Investigators believe they may have found a DNA match for the remains of Alabama teen Natalee Holloway, who went missing in Aruba 12 years ago.
“They are human, and they are of Caucasian, European descent,” forensic scientist Jason Kolowski told Oxygen.com.
Natalee was both Caucasian and of European descent.
She disappeared while on a trip to the island paradise in 2005 with her classmates after having just graduated from high school.
On the last night of her stay she was shown on security camera footage leaving the bar with a local teenager, Joran van der Sloot.
Classmate Jessica Caiola said she saw Natalee driving away in a white car and remembers thinking that Natalee must have found a ride back to her hotel. That was the last time Natalee was seen.

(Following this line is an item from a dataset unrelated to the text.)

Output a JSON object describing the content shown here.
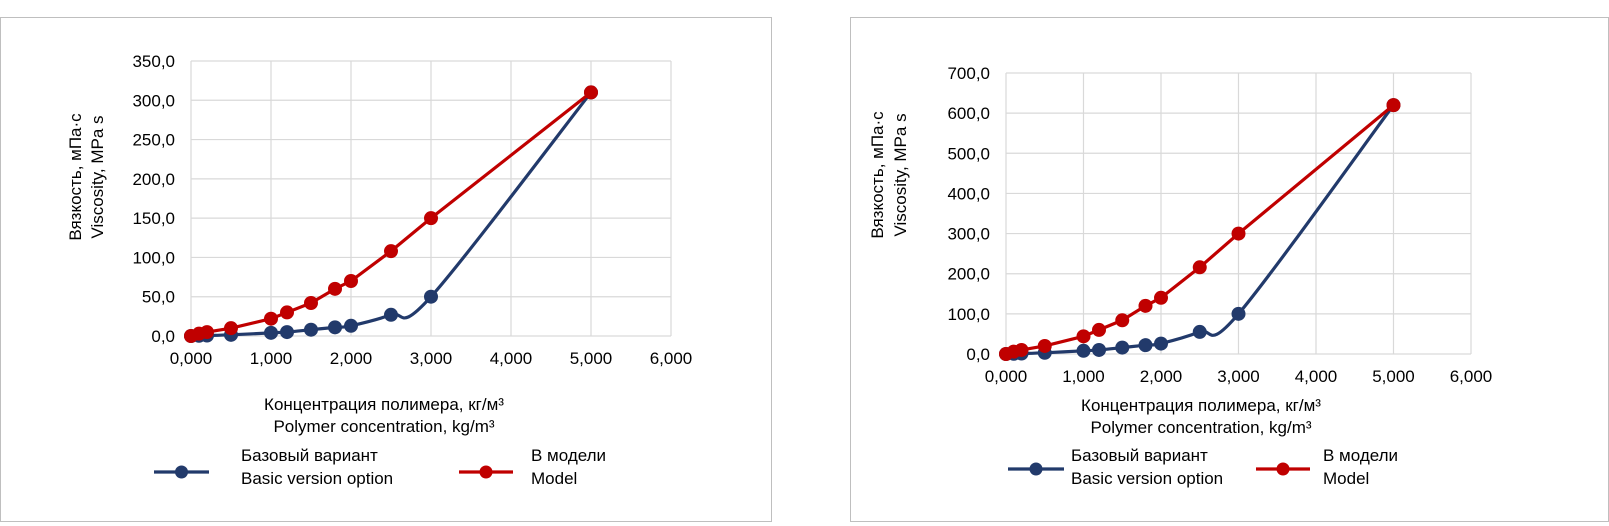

Van der Sloot, the prime suspect in the case, was never charged with her death due to lack of evidence and is now serving a 28-year prison sentence for murdering a 21-year-old woman in Peru.
Natalee’s parents hired a private investigator to work on the case because they felt that the investigation by Aruban authorities had been botched.
It wasn’t until recently that they had new information to go on.
As Oxygen.com revealed in its docuseries on the case, a man named Gabriel came forward saying that his roommate, a friend of van der Sloot’s, had told him the location of the body.
The roommate, John Ludwick, allegedly told Gabriel that van der Sloot revealed details of how Natalee died that night, and offered Ludwick $1,500 to rebury the body.
Based on what Gabriel told the family and investigators, they were able to find bone fragments.
The DNA that was sent to a lab for testing is mitochondrial, which, unlike nuclear DNA, comes only from the mother.
Natalee’s mother, Beth Holloway, submitted her DNA to the lab to see if there was a match.
“Beth’s would be exactly the same as Natalee’s or any of Beth’s other children,” Kolowski told Oxygen.com.
Kolowski expects the final results of the DNA testing to come out some time in September.